The same policy should be reachable from environment variables for batch scripts:

VIBEQC_PARALLEL_BACKEND=omp|mpi|auto
VIBEQC_MPI_DECOMPOSE=auto|kpoints|grid|pairs|shells
VIBEQC_THREADS_PER_RANK=N

If MPI is active but the selected method has no production MPI path, the driver should log a clear message and use OpenMP on each rank only if that is exactly what the user asked for. It should not silently run the same full calculation on every rank and write duplicate outputs.

Scheduling Rules¶

Default rules for vq and cluster examples:

Small molecules: one MPI rank, 4-8 OpenMP threads, pack many jobs per node.
Large molecular DFT: MPI grid/shell mode only when nbf and grid size make the per-rank work large; otherwise OpenMP.
MP2: 1 rank per NUMA domain or per node, OpenMP plus BLAS threads inside rank, distribute occupied pairs only for large cases.
DLPNO: many ranks can help, but keep OpenMP modest per rank so pair queues stay balanced.
Periodic dense k-meshes: ranks should not exceed useful k/q work items. Use fewer ranks with more OpenMP threads when the k-mesh is small.
GPW/GAPW grid: use MPI only for grids large enough that slab collocation/projection dominates the replicated FFT.

Every MPI run should log:

world size and host names if available,
threads per rank,
decomposition mode,
local task counts per rank,
allreduce/gather timing totals,
a recommendation if MPI overhead exceeds the saved compute time.

Validation Gates¶

Each MPI phase needs these gates before becoming user-facing:

mpi4py absent: import and normal tests still pass.
mpirun -np 1: bitwise or near-bitwise identity to serial.
mpirun -np 2 and -np 3: parity against serial within existing method tolerances, including uneven task partitions.
Rank-local output discipline: only rank 0 writes user files.
Oversubscription guard: OMP_NUM_THREADS, BLAS thread variables, and VIBEQC_THREADS_PER_RANK are reported and respected.
Performance smoke: one Ethernet-like test where MPI is not selected for a too-small workload, and one larger workload where MPI improves wall time.
Restart/manifest: output records MPI mode so a calculation can be audited after the fact.

Roadmap Placement¶

The v0.12.0 work should be described as “MPI substrate plus experimental GPW z-slab overlay”, not as production MPI for HF/DFT/MP2. Production MPI belongs after the v0.15.x release-paper hardening line and before a feature-complete v1.0 claim.

Recommended roadmap slot:

v0.20.0, production MPI and large-system scaling.
Dependencies: v0.16.0 periodic correlation for k/q post-SCF workloads, v0.17.0 periodic CC for periodic tuple batching, and the v0.15.x hardening fixes for GPW/GDF/BIPOLE correctness.
ScaLAPACK or another distributed dense eigensolver is not a phase-1 requirement.
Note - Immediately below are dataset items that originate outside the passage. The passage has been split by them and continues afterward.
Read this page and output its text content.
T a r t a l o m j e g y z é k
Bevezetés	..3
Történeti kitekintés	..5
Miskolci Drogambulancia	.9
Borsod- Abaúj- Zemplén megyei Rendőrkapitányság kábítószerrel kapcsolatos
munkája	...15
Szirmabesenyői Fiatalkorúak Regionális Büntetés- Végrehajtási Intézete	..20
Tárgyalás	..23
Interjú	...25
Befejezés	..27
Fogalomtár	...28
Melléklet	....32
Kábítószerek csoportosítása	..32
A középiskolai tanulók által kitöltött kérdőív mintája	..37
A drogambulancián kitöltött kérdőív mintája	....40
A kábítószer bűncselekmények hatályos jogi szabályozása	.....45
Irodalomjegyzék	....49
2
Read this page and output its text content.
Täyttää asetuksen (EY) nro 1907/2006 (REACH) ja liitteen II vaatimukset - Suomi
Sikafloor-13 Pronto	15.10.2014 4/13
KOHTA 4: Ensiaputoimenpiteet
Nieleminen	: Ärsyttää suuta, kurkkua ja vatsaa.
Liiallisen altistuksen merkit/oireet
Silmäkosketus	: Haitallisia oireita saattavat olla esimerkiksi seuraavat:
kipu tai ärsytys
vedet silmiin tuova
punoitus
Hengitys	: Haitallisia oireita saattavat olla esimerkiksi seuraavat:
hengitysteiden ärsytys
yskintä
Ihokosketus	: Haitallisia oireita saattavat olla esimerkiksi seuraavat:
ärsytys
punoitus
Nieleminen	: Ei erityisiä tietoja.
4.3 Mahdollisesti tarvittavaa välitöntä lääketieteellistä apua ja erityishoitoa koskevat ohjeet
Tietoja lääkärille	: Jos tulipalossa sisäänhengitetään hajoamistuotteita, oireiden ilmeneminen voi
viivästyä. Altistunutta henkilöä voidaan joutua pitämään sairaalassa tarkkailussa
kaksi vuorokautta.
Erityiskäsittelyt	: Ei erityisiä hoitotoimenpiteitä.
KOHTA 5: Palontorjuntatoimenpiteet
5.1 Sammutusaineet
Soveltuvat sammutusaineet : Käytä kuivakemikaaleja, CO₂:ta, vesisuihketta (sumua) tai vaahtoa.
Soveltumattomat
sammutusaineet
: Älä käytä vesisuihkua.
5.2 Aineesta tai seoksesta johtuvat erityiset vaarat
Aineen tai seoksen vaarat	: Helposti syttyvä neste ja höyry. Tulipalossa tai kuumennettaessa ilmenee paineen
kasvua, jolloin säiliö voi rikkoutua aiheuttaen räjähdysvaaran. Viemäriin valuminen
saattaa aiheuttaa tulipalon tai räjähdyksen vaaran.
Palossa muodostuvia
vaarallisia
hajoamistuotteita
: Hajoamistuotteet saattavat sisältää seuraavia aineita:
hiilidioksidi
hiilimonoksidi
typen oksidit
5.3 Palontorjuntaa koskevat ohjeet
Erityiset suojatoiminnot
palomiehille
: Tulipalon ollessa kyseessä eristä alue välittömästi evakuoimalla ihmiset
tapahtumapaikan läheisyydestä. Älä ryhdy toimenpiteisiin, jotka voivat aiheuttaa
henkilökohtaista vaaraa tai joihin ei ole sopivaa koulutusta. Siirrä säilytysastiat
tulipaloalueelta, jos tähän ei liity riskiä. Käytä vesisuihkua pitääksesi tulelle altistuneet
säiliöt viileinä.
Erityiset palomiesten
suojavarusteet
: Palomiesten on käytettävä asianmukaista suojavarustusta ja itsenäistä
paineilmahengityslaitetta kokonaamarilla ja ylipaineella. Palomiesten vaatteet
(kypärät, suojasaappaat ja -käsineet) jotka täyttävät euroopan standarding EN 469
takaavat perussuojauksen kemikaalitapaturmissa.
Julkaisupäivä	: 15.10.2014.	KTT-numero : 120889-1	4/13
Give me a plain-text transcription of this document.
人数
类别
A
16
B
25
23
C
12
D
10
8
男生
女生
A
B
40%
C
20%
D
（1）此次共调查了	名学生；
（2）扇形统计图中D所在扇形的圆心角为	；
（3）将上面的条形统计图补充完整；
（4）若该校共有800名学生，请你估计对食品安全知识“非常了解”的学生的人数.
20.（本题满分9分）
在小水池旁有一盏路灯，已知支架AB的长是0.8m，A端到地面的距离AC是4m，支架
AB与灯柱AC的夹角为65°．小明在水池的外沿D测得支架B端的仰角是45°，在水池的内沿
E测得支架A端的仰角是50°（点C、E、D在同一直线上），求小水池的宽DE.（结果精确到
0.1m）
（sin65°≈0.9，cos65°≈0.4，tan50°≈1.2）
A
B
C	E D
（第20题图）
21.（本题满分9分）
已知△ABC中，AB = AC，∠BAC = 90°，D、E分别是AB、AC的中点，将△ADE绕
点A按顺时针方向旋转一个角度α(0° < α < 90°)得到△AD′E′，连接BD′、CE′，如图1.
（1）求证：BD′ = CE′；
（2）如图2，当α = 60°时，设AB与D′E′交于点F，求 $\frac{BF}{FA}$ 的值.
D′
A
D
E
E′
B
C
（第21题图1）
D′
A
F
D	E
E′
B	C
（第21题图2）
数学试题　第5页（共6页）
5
It stays a later option if replicated dense matrices become the actual memory wall.

Immediate Next Steps¶

Correct public feature docs to say the current MPI surface is a substrate plus experimental GPW overlay.
Add handovers/HANDOVER_MPI.md as the workstream tracker.
Add a real multi-rank smoke test for vibeqc.mpi and GpwJBuilder(mpi_aware=True).
Implement KPointPartition and rank-aware ordered gather helpers.
Wire the first production periodic k-point farming path, starting with the lowest-risk pure DFT multi-k driver.
Benchmark on two hardware profiles: Ethernet multi-node and low-latency interconnect.
Only after that, pick the first molecular MPI target: MP2 occupied-pair farming or DLPNO pair farming.